Glass pioneer Gunnel Nyman receives international recognition folllowing her death in 1948, aged 39, when awarded the 1951 Triennale di Milano’s Gold Medal.
Ray Eames’ chair design (co-created with her husband Charles) wins second prize in MoMA’s Low Cost Furniture Competition. However, only Charles receives recognition in MoMA’s press release.
Florence Knoll establishes the Knoll Planning Unit with her husband, Hans Knoll. As co-director of Knoll Associates, she commissions designs that define the pioneering modernism of the age.
Lina Bo Bardi graduates from the Rome College of Architecture at the age of 25, where she presents her degree project, The Maternity and Infancy Care Centre.
Aino Aalto creates her Pressed Glass 4644 for Iittala.

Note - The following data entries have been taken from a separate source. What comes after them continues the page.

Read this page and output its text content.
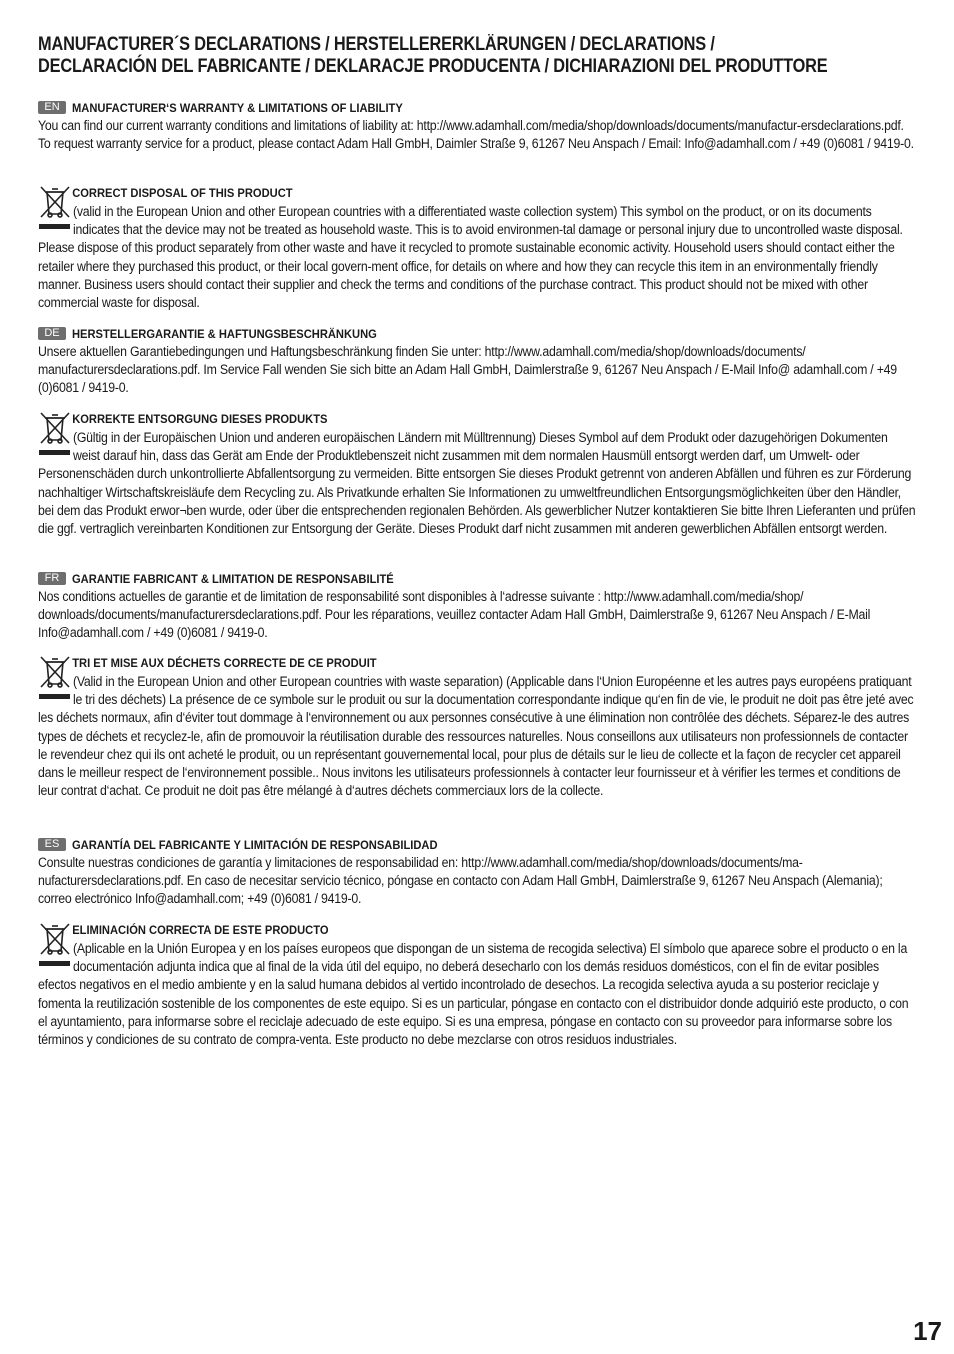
MANUFACTURER´S DECLARATIONS / HERSTELLERERKLÄRUNGEN / DECLARATIONS /
DECLARACIÓN DEL FABRICANTE / DEKLARACJE PRODUCENTA / DICHIARAZIONI DEL PRODUTTORE
EN MANUFACTURER‘S WARRANTY & LIMITATIONS OF LIABILITY

You can find our current warranty conditions and limitations of liability at: http://www.adamhall.com/media/shop/downloads/documents/manufactur-ersdeclarations.pdf. To request warranty service for a product, please contact Adam Hall GmbH, Daimler Straße 9, 61267 Neu Anspach / Email: Info@adamhall.com / +49 (0)6081 / 9419-0.

CORRECT DISPOSAL OF THIS PRODUCT

(valid in the European Union and other European countries with a differentiated waste collection system) This symbol on the product, or on its documents indicates that the device may not be treated as household waste. This is to avoid environmen-tal damage or personal injury due to uncontrolled waste disposal. Please dispose of this product separately from other waste and have it recycled to promote sustainable economic activity. Household users should contact either the retailer where they purchased this product, or their local govern-ment office, for details on where and how they can recycle this item in an environmentally friendly manner. Business users should contact their supplier and check the terms and conditions of the purchase contract. This product should not be mixed with other commercial waste for disposal.

DE HERSTELLERGARANTIE & HAFTUNGSBESCHRÄNKUNG

Unsere aktuellen Garantiebedingungen und Haftungsbeschränkung finden Sie unter: http://www.adamhall.com/media/shop/downloads/documents/ manufacturersdeclarations.pdf. Im Service Fall wenden Sie sich bitte an Adam Hall GmbH, Daimlerstraße 9, 61267 Neu Anspach / E-Mail Info@ adamhall.com / +49 (0)6081 / 9419-0.

KORREKTE ENTSORGUNG DIESES PRODUKTS

(Gültig in der Europäischen Union und anderen europäischen Ländern mit Mülltrennung) Dieses Symbol auf dem Produkt oder dazugehörigen Dokumenten weist darauf hin, dass das Gerät am Ende der Produktlebenszeit nicht zusammen mit dem normalen Hausmüll entsorgt werden darf, um Umwelt- oder Personenschäden durch unkontrollierte Abfallentsorgung zu vermeiden. Bitte entsorgen Sie dieses Produkt getrennt von anderen Abfällen und führen es zur Förderung nachhaltiger Wirtschaftskreisläufe dem Recycling zu. Als Privatkunde erhalten Sie Informationen zu umweltfreundlichen Entsorgungsmöglichkeiten über den Händler, bei dem das Produkt erwor¬ben wurde, oder über die entsprechenden regionalen Behörden. Als gewerblicher Nutzer kontaktieren Sie bitte Ihren Lieferanten und prüfen die ggf. vertraglich vereinbarten Konditionen zur Entsorgung der Geräte. Dieses Produkt darf nicht zusammen mit anderen gewerblichen Abfällen entsorgt werden.

FR	GARANTIE FABRICANT & LIMITATION DE RESPONSABILITÉ

Nos conditions actuelles de garantie et de limitation de responsabilité sont disponibles à l‘adresse suivante : http://www.adamhall.com/media/shop/ downloads/documents/manufacturersdeclarations.pdf. Pour les réparations, veuillez contacter Adam Hall GmbH, Daimlerstraße 9, 61267 Neu Anspach / E-Mail Info@adamhall.com / +49 (0)6081 / 9419-0.

TRI ET MISE AUX DÉCHETS CORRECTE DE CE PRODUIT

(Valid in the European Union and other European countries with waste separation) (Applicable dans l‘Union Européenne et les autres pays européens pratiquant le tri des déchets) La présence de ce symbole sur le produit ou sur la documentation correspondante indique qu‘en fin de vie, le produit ne doit pas être jeté avec les déchets normaux, afin d‘éviter tout dommage à l‘environnement ou aux personnes consécutive à une élimination non contrôlée des déchets. Séparez-le des autres types de déchets et recyclez-le, afin de promouvoir la réutilisation durable des ressources naturelles. Nous conseillons aux utilisateurs non professionnels de contacter le revendeur chez qui ils ont acheté le produit, ou un représentant gouvernemental local, pour plus de détails sur le lieu de collecte et la façon de recycler cet appareil dans le meilleur respect de l‘environnement possible.. Nous invitons les utilisateurs professionnels à contacter leur fournisseur et à vérifier les termes et conditions de leur contrat d‘achat. Ce produit ne doit pas être mélangé à d‘autres déchets commerciaux lors de la collecte.

ES	GARANTÍA DEL FABRICANTE Y LIMITACIÓN DE RESPONSABILIDAD

Consulte nuestras condiciones de garantía y limitaciones de responsabilidad en: http://www.adamhall.com/media/shop/downloads/documents/ma-nufacturersdeclarations.pdf. En caso de necesitar servicio técnico, póngase en contacto con Adam Hall GmbH, Daimlerstraße 9, 61267 Neu Anspach (Alemania); correo electrónico Info@adamhall.com; +49 (0)6081 / 9419-0.

ELIMINACIÓN CORRECTA DE ESTE PRODUCTO

(Aplicable en la Unión Europea y en los países europeos que dispongan de un sistema de recogida selectiva) El símbolo que aparece sobre el producto o en la documentación adjunta indica que al final de la vida útil del equipo, no deberá desecharlo con los demás residuos domésticos, con el fin de evitar posibles efectos negativos en el medio ambiente y en la salud humana debidos al vertido incontrolado de desechos. La recogida selectiva ayuda a su posterior reciclaje y fomenta la reutilización sostenible de los componentes de este equipo. Si es un particular, póngase en contacto con el distribuidor donde adquirió este producto, o con el ayuntamiento, para informarse sobre el reciclaje adecuado de este equipo. Si es una empresa, póngase en contacto con su proveedor para informarse sobre los términos y condiciones de su contrato de compra-venta. Este producto no debe mezclarse con otros residuos industriales.

17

Inspired by concentric water ripples, the plate is produced from moulds in a mechanized pressing process, and is still manufactured today.
Anni Albers becomes head of the weaving workshop at the Bauhaus, Germany. Following the closure of the school by the Nazis, she leaves for the U.S. in 1933.
Eileen Gray finishes her masterpiece, E-1027 Villa, in Roquebrune-Cap-Martin, France. It is the 51-year-old Irish designer’s first architectural work, and is now regarded as a modernist icon.
Lilly Reich creates the Barcelona Chair with Ludwig Mies van der Rohe, for the Barcelona Pavilion. Though they both present the chair, it carries a facsimile of only Mies’s signature.
Austrian designer Margarete Schütte-Lihotzky creates the iconic Frankfurt Kitchen; though apparently no great cook, she undertook time-motion studies with women, feeding their workflow into her design process.
After joining the male-dominated metal workshop at the Bauhaus, Marianne Brandt designs her silver and ebony kettle. Brandt’s gleaming metal and stark geometries were radical, and came to define the Bauhaus aesthetic.
Jutta Sika launches her coffee set with porcelain manufacturer Josef Böck. The founder member of the Wiener Kunst im Hause group radically rethought the relationship between design and production at the turn of the twentieth century.